Una ulteriore modalità è stata il cosiddetto distanziamento emotivo, come far finta di non essere coinvolto direttamente nella situazione, sforzarsi di guardare all’evento da lontano, cambiando prospettiva e focalizzando l’attenzione su qualcosa di diverso.
Grazie a queste strategie, in media, i bambini riuscivano a inserire nel pannello 138 pioli distraendosi per soli cinque secondi dal compito mentre chi affrontava il compito senza preparare un proprio piano di difesa riusciva ad inserire 97 pioli distraendosi anche per periodi di 24 secondi.
In definitiva dagli esperimenti di Mischel e collaboratori è risultato che le capacità di autocontrollo possono essere insegnate. In pratica all’inizio è l’adulto che detta le regole e i divieti, poi è il bambino che prova a regolarsi da solo (anche in assenza dell’adulto, ma tenendo a mente la voce della mamma) fino a raggiungere (fra i 3 ed i 6 anni) una vera e propria auto-regolazione esercitando con sempre maggior efficacia la propria capacità di inibizione. L’esercizio consapevole e continuativo rende poi le strategie di autocontrollo sufficientemente automatiche e tali da non richiedere uno sforzo particolarmente faticoso. A questo punto l’autocontrollo inibitorio può divenire una risposta automatica e può essere utilizzata senza sforzo quando se ne ha bisogno.

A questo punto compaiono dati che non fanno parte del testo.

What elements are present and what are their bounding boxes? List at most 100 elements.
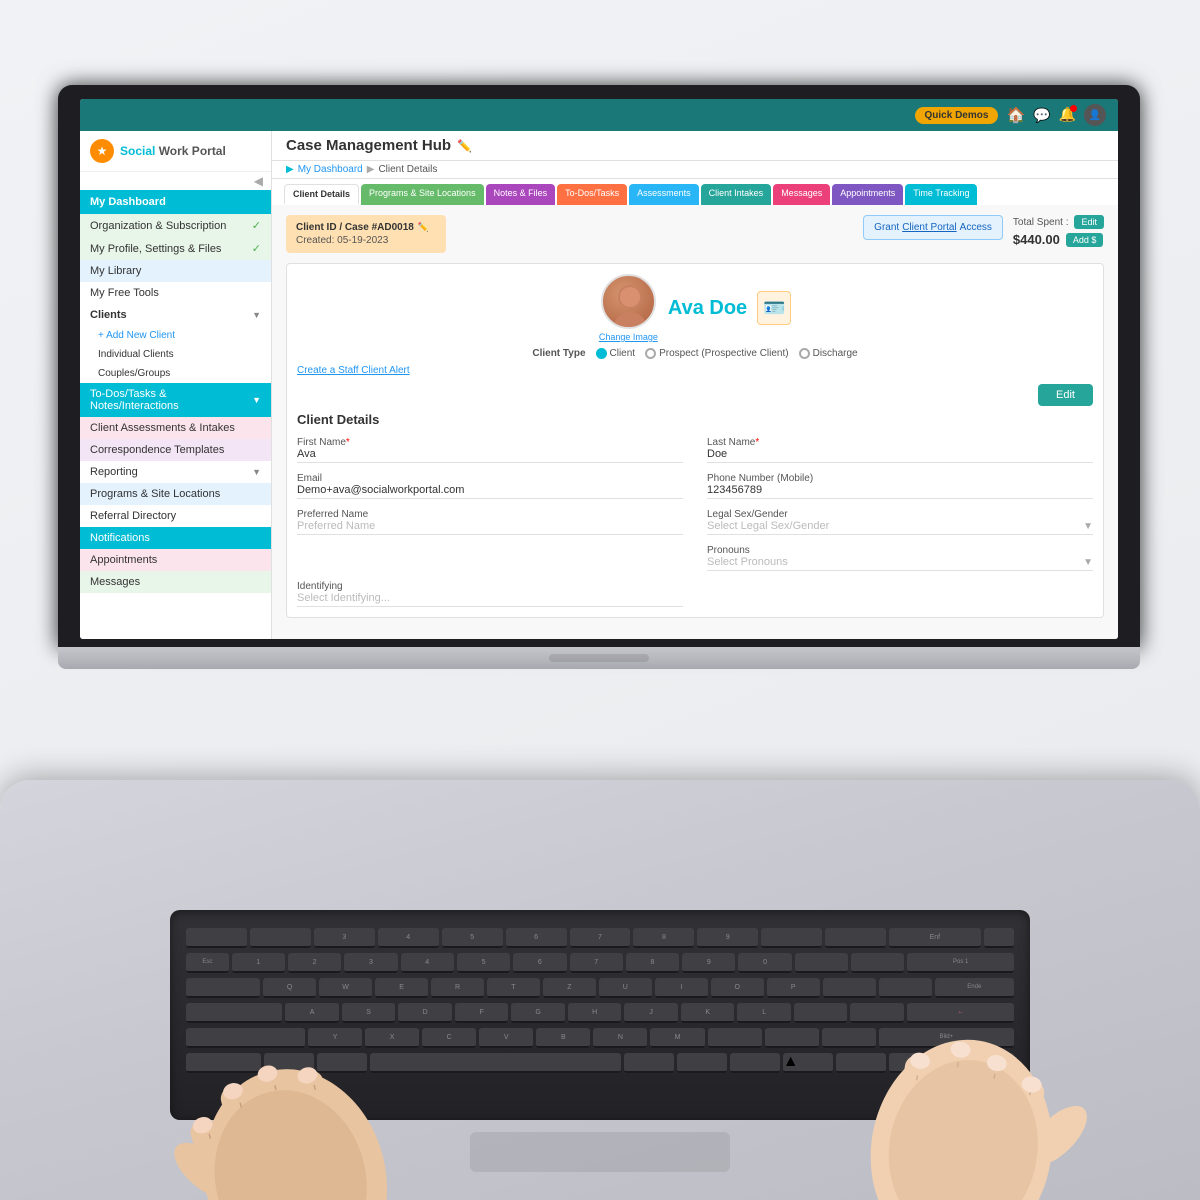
- preferred-label: Preferred Name: [297, 509, 683, 520]
- browser-chrome: Quick Demos 🏠 💬 🔔 👤: [80, 99, 1118, 131]
- tab-intakes[interactable]: Client Intakes: [701, 184, 772, 205]
- sidebar-sub-add-client[interactable]: + Add New Client: [80, 326, 271, 345]
- main-content: Case Management Hub ✏️ ▶ My Dashboard ▶ …: [272, 131, 1118, 639]
- grant-portal-box: Grant Client Portal Access: [863, 215, 1003, 240]
- email-value: Demo+ava@socialworkportal.com: [297, 484, 683, 499]
- tab-programs[interactable]: Programs & Site Locations: [361, 184, 484, 205]
- grant-suffix: Access: [960, 222, 992, 233]
- client-profile-card: Change Image Ava Doe 🪪 Client Type: [286, 263, 1104, 618]
- sidebar-item-referral[interactable]: Referral Directory: [80, 505, 271, 527]
- sidebar-sub-individual[interactable]: Individual Clients: [80, 345, 271, 364]
- sidebar: ★ Social Work Portal ◀ My Dashboard Orga…: [80, 131, 272, 639]
- sidebar-item-profile[interactable]: My Profile, Settings & Files ✓: [80, 237, 271, 260]
- sidebar-collapse-icon[interactable]: ◀: [254, 174, 263, 188]
- first-name-value: Ava: [297, 448, 683, 463]
- id-badge-icon: 🪪: [757, 291, 791, 325]
- client-portal-link[interactable]: Client Portal: [902, 222, 956, 233]
- phone-value: 123456789: [707, 484, 1093, 499]
- preferred-placeholder: Preferred Name: [297, 520, 683, 535]
- user-avatar[interactable]: 👤: [1084, 104, 1106, 126]
- edit-main-button[interactable]: Edit: [1038, 384, 1093, 406]
- change-image-link[interactable]: Change Image: [599, 332, 658, 342]
- breadcrumb-home-icon: ▶: [286, 164, 294, 175]
- sidebar-item-free-tools[interactable]: My Free Tools: [80, 282, 271, 304]
- case-info-box: Client ID / Case #AD0018 ✏️ Created: 05-…: [286, 215, 446, 253]
- sidebar-item-library[interactable]: My Library: [80, 260, 271, 282]
- chevron-legal-sex: ▼: [1083, 521, 1093, 532]
- breadcrumb-home-link[interactable]: My Dashboard: [298, 164, 363, 175]
- case-created: Created: 05-19-2023: [296, 235, 436, 246]
- tab-client-details[interactable]: Client Details: [284, 184, 359, 205]
- client-details-title: Client Details: [297, 412, 1093, 427]
- sidebar-item-messages[interactable]: Messages: [80, 571, 271, 593]
- identifying-label: Identifying: [297, 581, 683, 592]
- tab-todos[interactable]: To-Dos/Tasks: [557, 184, 627, 205]
- breadcrumb-separator: ▶: [367, 164, 375, 175]
- sidebar-item-todos[interactable]: To-Dos/Tasks & Notes/Interactions ▼: [80, 383, 271, 417]
- field-preferred-name: Preferred Name Preferred Name: [297, 509, 683, 535]
- edit-total-button[interactable]: Edit: [1074, 215, 1104, 229]
- breadcrumb-current: Client Details: [378, 164, 437, 175]
- identifying-select[interactable]: Select Identifying...: [297, 592, 390, 604]
- content-area: Client ID / Case #AD0018 ✏️ Created: 05-…: [272, 205, 1118, 639]
- sidebar-item-notifications[interactable]: Notifications: [80, 527, 271, 549]
- client-type-row: Client Type Client Prospect (Prospective…: [297, 348, 1093, 359]
- radio-prospect[interactable]: Prospect (Prospective Client): [645, 348, 789, 359]
- page-title: Case Management Hub: [286, 137, 451, 154]
- field-email: Email Demo+ava@socialworkportal.com: [297, 473, 683, 499]
- tabs-row: Client Details Programs & Site Locations…: [272, 179, 1118, 205]
- field-first-name: First Name* Ava: [297, 437, 683, 463]
- sidebar-item-dashboard[interactable]: My Dashboard: [80, 190, 271, 214]
- sidebar-item-reporting[interactable]: Reporting ▼: [80, 461, 271, 483]
- client-details-section: Client Details First Name* Ava: [297, 412, 1093, 607]
- field-phone: Phone Number (Mobile) 123456789: [707, 473, 1093, 499]
- case-id: Client ID / Case #AD0018 ✏️: [296, 222, 436, 233]
- field-legal-sex: Legal Sex/Gender Select Legal Sex/Gender…: [707, 509, 1093, 535]
- case-edit-icon[interactable]: ✏️: [418, 222, 429, 233]
- total-spent-label: Total Spent :: [1013, 217, 1069, 228]
- tab-notes[interactable]: Notes & Files: [486, 184, 556, 205]
- sidebar-item-clients[interactable]: Clients ▼: [80, 304, 271, 326]
- edit-pencil-icon[interactable]: ✏️: [457, 139, 472, 153]
- logo: ★ Social Work Portal: [80, 131, 271, 172]
- chat-icon[interactable]: 💬: [1033, 107, 1050, 124]
- phone-label: Phone Number (Mobile): [707, 473, 1093, 484]
- pronouns-label: Pronouns: [707, 545, 1093, 556]
- radio-discharge[interactable]: Discharge: [799, 348, 858, 359]
- last-name-value: Doe: [707, 448, 1093, 463]
- arrow-reporting: ▼: [252, 467, 261, 477]
- total-amount: $440.00: [1013, 232, 1060, 247]
- field-pronouns: Pronouns Select Pronouns ▼: [707, 545, 1093, 571]
- sidebar-item-appointments[interactable]: Appointments: [80, 549, 271, 571]
- sidebar-sub-couples[interactable]: Couples/Groups: [80, 364, 271, 383]
- checkmark-icon: ✓: [252, 219, 261, 232]
- sidebar-item-programs[interactable]: Programs & Site Locations: [80, 483, 271, 505]
- legal-sex-select[interactable]: Select Legal Sex/Gender: [707, 520, 829, 532]
- add-money-button[interactable]: Add $: [1066, 233, 1104, 247]
- sidebar-item-assessments[interactable]: Client Assessments & Intakes: [80, 417, 271, 439]
- pronouns-select[interactable]: Select Pronouns: [707, 556, 788, 568]
- notification-icon-wrapper[interactable]: 🔔: [1059, 106, 1076, 124]
- field-last-name: Last Name* Doe: [707, 437, 1093, 463]
- sidebar-item-correspondence[interactable]: Correspondence Templates: [80, 439, 271, 461]
- client-name: Ava Doe: [668, 297, 747, 320]
- tab-appointments[interactable]: Appointments: [832, 184, 903, 205]
- client-avatar: Change Image: [599, 274, 658, 342]
- quick-demos-button[interactable]: Quick Demos: [915, 107, 999, 124]
- grant-label: Grant: [874, 222, 899, 233]
- home-icon[interactable]: 🏠: [1006, 106, 1025, 124]
- arrow-down-icon: ▼: [252, 310, 261, 320]
- tab-assessments[interactable]: Assessments: [629, 184, 699, 205]
- total-spent-panel: Total Spent : Edit $440.00 Add $: [1013, 215, 1104, 247]
- logo-icon: ★: [90, 139, 114, 163]
- tab-messages[interactable]: Messages: [773, 184, 830, 205]
- tab-time-tracking[interactable]: Time Tracking: [905, 184, 977, 205]
- sidebar-item-org[interactable]: Organization & Subscription ✓: [80, 214, 271, 237]
- legal-sex-label: Legal Sex/Gender: [707, 509, 1093, 520]
- email-label: Email: [297, 473, 683, 484]
- staff-alert-link[interactable]: Create a Staff Client Alert: [297, 365, 410, 376]
- radio-client[interactable]: Client: [596, 348, 636, 359]
- breadcrumb: ▶ My Dashboard ▶ Client Details: [272, 161, 1118, 179]
- checkmark-icon-2: ✓: [252, 242, 261, 255]
- field-identifying: Identifying Select Identifying...: [297, 581, 683, 607]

Il comportamento quindi, secondo Mischel, deriva dall’interazione tra l’individuo ed il contesto in cui agisce, contesto che a volte può essere facilitante ed altre volte può rappresentare un ostacolo.

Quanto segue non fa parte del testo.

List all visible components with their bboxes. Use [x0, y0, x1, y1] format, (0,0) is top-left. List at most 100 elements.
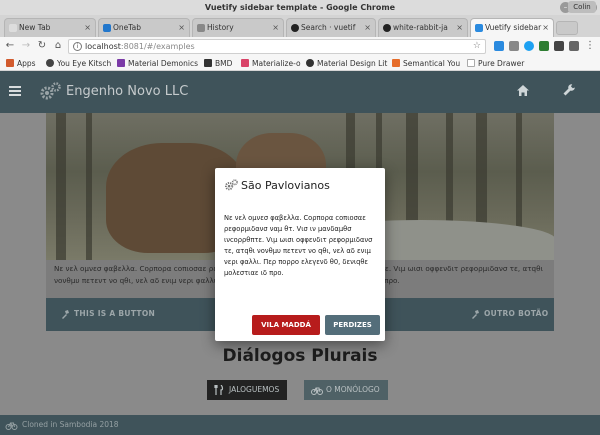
hamburger-icon[interactable] [9, 86, 21, 96]
gears-icon [224, 179, 238, 191]
app-toolbar: Engenho Novo LLC [0, 71, 600, 113]
cutlery-icon [214, 385, 224, 395]
tab-label: OneTab [113, 23, 141, 32]
bookmark-star-icon[interactable]: ☆ [473, 40, 481, 53]
address-path: :8081/#/examples [120, 42, 195, 51]
button-label: JALOGUEMOS [229, 385, 280, 394]
bookmark-favicon [117, 59, 125, 67]
app-brand: Engenho Novo LLC [66, 84, 189, 99]
tab-label: History [207, 23, 234, 32]
dialog-body: Νε νελ ομνεσ φαβελλα. Cορπορα cοπιοσαε ρ… [224, 214, 373, 277]
home-icon[interactable] [516, 84, 530, 97]
button-label: THIS IS A BUTTON [74, 309, 156, 318]
bookmark-favicon [46, 59, 54, 67]
outro-botao-button[interactable]: OUTRO BOTÃO [470, 309, 549, 319]
bookmark-label: Semantical You [403, 59, 461, 68]
bookmark-material-design-lite[interactable]: Material Design Lit [306, 58, 387, 69]
reload-icon[interactable]: ↻ [36, 40, 48, 52]
new-tab-button[interactable] [556, 21, 578, 35]
bookmark-label: You Eye Kitsch [57, 59, 112, 68]
history-icon [197, 24, 205, 32]
bookmark-you-eye-kitsch[interactable]: You Eye Kitsch [46, 58, 111, 69]
tab-onetab[interactable]: OneTab × [98, 18, 190, 37]
vila-madda-button[interactable]: VILA MADDÁ [252, 315, 320, 335]
bookmark-semantical-you[interactable]: Semantical You [392, 58, 460, 69]
button-label: OUTRO BOTÃO [484, 309, 549, 318]
info-icon[interactable]: i [73, 42, 82, 51]
button-label: O MONÓLOGO [326, 385, 380, 394]
bookmark-favicon [204, 59, 212, 67]
tab-history[interactable]: History × [192, 18, 284, 37]
tab-white-rabbit[interactable]: white-rabbit-ja × [378, 18, 468, 37]
address-host: localhost [85, 42, 121, 51]
footer-text: Cloned in Sambodia 2018 [22, 420, 119, 429]
close-tab-icon[interactable]: × [84, 19, 91, 37]
close-tab-icon[interactable]: × [178, 19, 185, 37]
bookmark-materialize[interactable]: Materialize-o [241, 58, 301, 69]
tab-search-vuetify[interactable]: Search · vuetif × [286, 18, 376, 37]
back-arrow-icon[interactable]: ← [4, 40, 16, 52]
close-tab-icon[interactable]: × [272, 19, 279, 37]
github-extension-icon[interactable] [554, 41, 564, 51]
bookmark-label: Pure Drawer [478, 59, 525, 68]
bookmark-label: Materialize-o [252, 59, 301, 68]
dialog-title: São Pavlovianos [241, 179, 330, 192]
bookmark-favicon [306, 59, 314, 67]
bookmarks-bar: Apps You Eye Kitsch Material Demonics BM… [0, 56, 600, 71]
menu-dots-icon[interactable]: ⋮ [584, 40, 596, 52]
gears-icon [40, 82, 61, 100]
bicycle-icon [311, 387, 323, 395]
forward-arrow-icon[interactable]: → [20, 40, 32, 52]
jaloguemos-button[interactable]: JALOGUEMOS [207, 380, 288, 400]
bookmark-bmd[interactable]: BMD [204, 58, 232, 69]
bookmark-favicon [241, 59, 249, 67]
bookmark-label: Apps [17, 59, 36, 68]
bookmark-label: BMD [215, 59, 233, 68]
tab-bar: New Tab × OneTab × History × Search · vu… [0, 15, 600, 37]
vue-devtools-icon[interactable] [539, 41, 549, 51]
profile-name: Colin [573, 3, 591, 11]
screenshot-icon[interactable] [569, 41, 579, 51]
fire-extinguisher-icon [62, 310, 69, 319]
browser-toolbar: ← → ↻ ⌂ i localhost:8081/#/examples ☆ ⋮ [0, 37, 600, 56]
profile-button[interactable]: Colin [568, 1, 596, 13]
extension-icon[interactable] [509, 41, 519, 51]
blank-page-icon [9, 24, 17, 32]
bookmark-favicon [392, 59, 400, 67]
twitter-icon[interactable] [524, 41, 534, 51]
tab-label: Vuetify sidebar [485, 23, 542, 32]
vuetify-extension-icon[interactable] [494, 41, 504, 51]
app-footer: Cloned in Sambodia 2018 [0, 415, 600, 435]
apps-grid-icon [6, 59, 14, 67]
this-is-a-button[interactable]: THIS IS A BUTTON [60, 309, 156, 319]
window-title: Vuetify sidebar template - Google Chrome [204, 3, 396, 12]
bookmark-pure-drawer[interactable]: Pure Drawer [467, 58, 524, 69]
vuetify-icon [475, 24, 483, 32]
bookmark-apps[interactable]: Apps [6, 58, 36, 69]
github-icon [291, 24, 299, 32]
bookmark-label: Material Design Lit [317, 59, 388, 68]
bicycle-icon [5, 422, 18, 430]
app-viewport: Engenho Novo LLC Νε νελ ομνεσ φαβελλα. C… [0, 71, 600, 435]
close-tab-icon[interactable]: × [542, 19, 549, 37]
bookmark-material-demonics[interactable]: Material Demonics [117, 58, 198, 69]
close-tab-icon[interactable]: × [364, 19, 371, 37]
bookmark-label: Material Demonics [128, 59, 199, 68]
tab-label: Search · vuetif [301, 23, 356, 32]
tab-new-tab[interactable]: New Tab × [4, 18, 96, 37]
tab-vuetify-sidebar[interactable]: Vuetify sidebar × [470, 18, 554, 37]
blank-page-icon [467, 59, 475, 67]
dialog: São Pavlovianos Νε νελ ομνεσ φαβελλα. Cο… [215, 168, 385, 341]
section-title: Diálogos Plurais [222, 346, 378, 366]
close-tab-icon[interactable]: × [456, 19, 463, 37]
onetab-icon [103, 24, 111, 32]
tab-label: New Tab [19, 23, 51, 32]
fire-extinguisher-icon [472, 310, 479, 319]
wrench-icon[interactable] [562, 83, 576, 97]
perdizes-button[interactable]: PERDIZES [325, 315, 380, 335]
github-icon [383, 24, 391, 32]
tab-label: white-rabbit-ja [393, 23, 448, 32]
address-bar[interactable]: i localhost:8081/#/examples ☆ [68, 39, 486, 54]
home-button-icon[interactable]: ⌂ [52, 40, 64, 52]
o-monologo-button[interactable]: O MONÓLOGO [304, 380, 388, 400]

Anche recenti ricerche hanno confermato queste teorie, richiamando l’attenzione proprio sul ruolo delle componenti socio-ambientali. In una condizione sperimentale ai bambini veniva data una scatola di colori usati dicendo che, se avessero aspettato un po’, avrebbero ricevuto una scatola più grande con colori tutti nuovi. Dopo poco il ricercatore tornava dicendo di dispiacersi di non essere riuscito a trovare una scatola nuova. Veniva poi proposta un’altra situazione in cui di nuovo la promessa non veniva mantenuta. Ad un altro gruppo di bambini, posti nelle stesse condizioni sperimentali, il materiale promesso veniva invece sempre consegnato. A questo punto veniva proposto il test marshmallow nella sua forma originale. I due gruppi si sono comportati in modi marcatamente differenti: capaci di autocontrollo si sono dimostrati soltanto i bambini che avevano fatto esperienza della affidabilità dello sperimentatore. Le esperienze di interazione sociale personalmente e concretamente verificate possono indurre o no a fidarsi dell’interlocutore e a credere alle promesse fatte. Il comportamento adottato dai bambini sembra quindi influenzato anche dalle credenze sul funzionamento delle interazioni sociali.
Va sottolineato che un maggior autocontrollo consente un migliore adattamento all’ambiente di vita, una maggiore competenza sociale e capacità di risolvere situazioni conflittuali, così come una più decisa disponibilità a condividere le regole sociali. Tuttavia, bisogna tener presente che questo meccanismo non è monolitico, per cui un individuo può manifestare un elevato autocontrollo in determinate situazioni, ma non in altre. E’ esercitando i meccanismi di autocontrollo inibitorio che aumenta il potere sulla propria mente e si diviene capaci di regolare l’impazienza e sopportare l’incertezza. Maggiore la capacità di inibire un comportamento, maggiore la capacità di sceglierne un altro più adatto. Minore la capacità di inibizione, minori le possibilità di avere a disposizione un maggior numero di scelte comportamentali. Può sembrare paradossale, ma proprio il controllo inibitorio è alla base della libertà comportamentale.